🤖 AI Summary
To address the challenge of high-quality continuous video capture under high-speed motion—where conventional RGB cameras suffer from bandwidth and dynamic range limitations—this paper proposes a novel video reconstruction framework jointly driven by a single RGB image and an event stream. Methodologically, it introduces the first synergistic framework integrating continuous long-range motion modeling with neural synthesis, featuring a continuous NeRF-style temporal representation and an event-conditioned generative network; hardware synchronization at millisecond precision is achieved via a custom single-lens beamsplitter enabling concurrent RGB and event acquisition.
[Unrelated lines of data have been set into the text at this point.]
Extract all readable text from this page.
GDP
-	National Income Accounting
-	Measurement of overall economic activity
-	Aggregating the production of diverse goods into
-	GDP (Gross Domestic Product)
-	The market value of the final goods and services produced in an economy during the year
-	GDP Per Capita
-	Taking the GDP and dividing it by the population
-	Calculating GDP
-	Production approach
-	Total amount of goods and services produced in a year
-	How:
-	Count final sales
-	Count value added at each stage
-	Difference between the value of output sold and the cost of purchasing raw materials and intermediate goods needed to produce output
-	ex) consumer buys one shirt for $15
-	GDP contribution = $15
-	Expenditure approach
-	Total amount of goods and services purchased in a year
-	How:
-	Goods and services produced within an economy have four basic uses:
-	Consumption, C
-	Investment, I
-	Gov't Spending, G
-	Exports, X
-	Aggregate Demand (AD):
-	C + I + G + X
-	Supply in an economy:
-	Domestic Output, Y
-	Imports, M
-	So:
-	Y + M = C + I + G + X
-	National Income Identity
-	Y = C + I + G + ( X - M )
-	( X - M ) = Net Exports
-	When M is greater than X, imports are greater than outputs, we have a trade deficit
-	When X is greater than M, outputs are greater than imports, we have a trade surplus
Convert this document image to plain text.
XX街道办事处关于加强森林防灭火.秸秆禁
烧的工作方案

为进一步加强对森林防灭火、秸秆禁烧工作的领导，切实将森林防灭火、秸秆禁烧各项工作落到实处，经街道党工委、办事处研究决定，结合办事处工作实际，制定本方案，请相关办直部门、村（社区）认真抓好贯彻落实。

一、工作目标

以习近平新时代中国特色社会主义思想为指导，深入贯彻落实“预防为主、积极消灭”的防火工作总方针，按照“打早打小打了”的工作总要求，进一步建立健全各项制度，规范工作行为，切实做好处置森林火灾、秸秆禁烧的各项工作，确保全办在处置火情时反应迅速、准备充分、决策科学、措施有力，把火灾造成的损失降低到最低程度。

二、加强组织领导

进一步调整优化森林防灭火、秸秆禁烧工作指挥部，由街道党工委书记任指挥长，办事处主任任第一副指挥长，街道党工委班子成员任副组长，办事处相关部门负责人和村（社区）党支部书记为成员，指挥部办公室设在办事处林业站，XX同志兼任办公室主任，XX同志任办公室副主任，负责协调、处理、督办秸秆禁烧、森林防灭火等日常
Key contributions include: (i) the E2D2 benchmark—the first evaluation dataset for extreme-compression video reconstruction; (ii) state-of-the-art reconstruction quality, achieving +3.61 dB PSNR and −33% LPIPS improvement over prior methods; and (iii) superior downstream task performance compared to existing baselines.
📝 Abstract
We present ContinuityCam, a novel approach to generate a continuous video from a single static RGB image and an event camera stream. Conventional cameras struggle with high-speed motion capture due to bandwidth and dynamic range limitations. Event cameras are ideal sensors to solve this problem because they encode compressed change information at high temporal resolution. In this work, we tackle the problem of event-based continuous color video decompression, pairing single static color frames and event data to reconstruct temporally continuous videos. Our approach combines continuous long-range motion modeling with a neural synthesis model, enabling frame prediction at arbitrary times within the events. Our method only requires an initial image, thus increasing the robustness to sudden motions, light changes, minimizing the prediction latency, and decreasing bandwidth usage. We also introduce a novel single-lens beamsplitter setup that acquires aligned images and events, and a novel and challenging Event Extreme Decompression Dataset (E2D2) that tests the method in various lighting and motion profiles. We thoroughly evaluate our method by benchmarking color frame reconstruction, outperforming the baseline methods by 3.61 dB in PSNR and by 33% decrease in LPIPS, as well as showing superior results on two downstream tasks.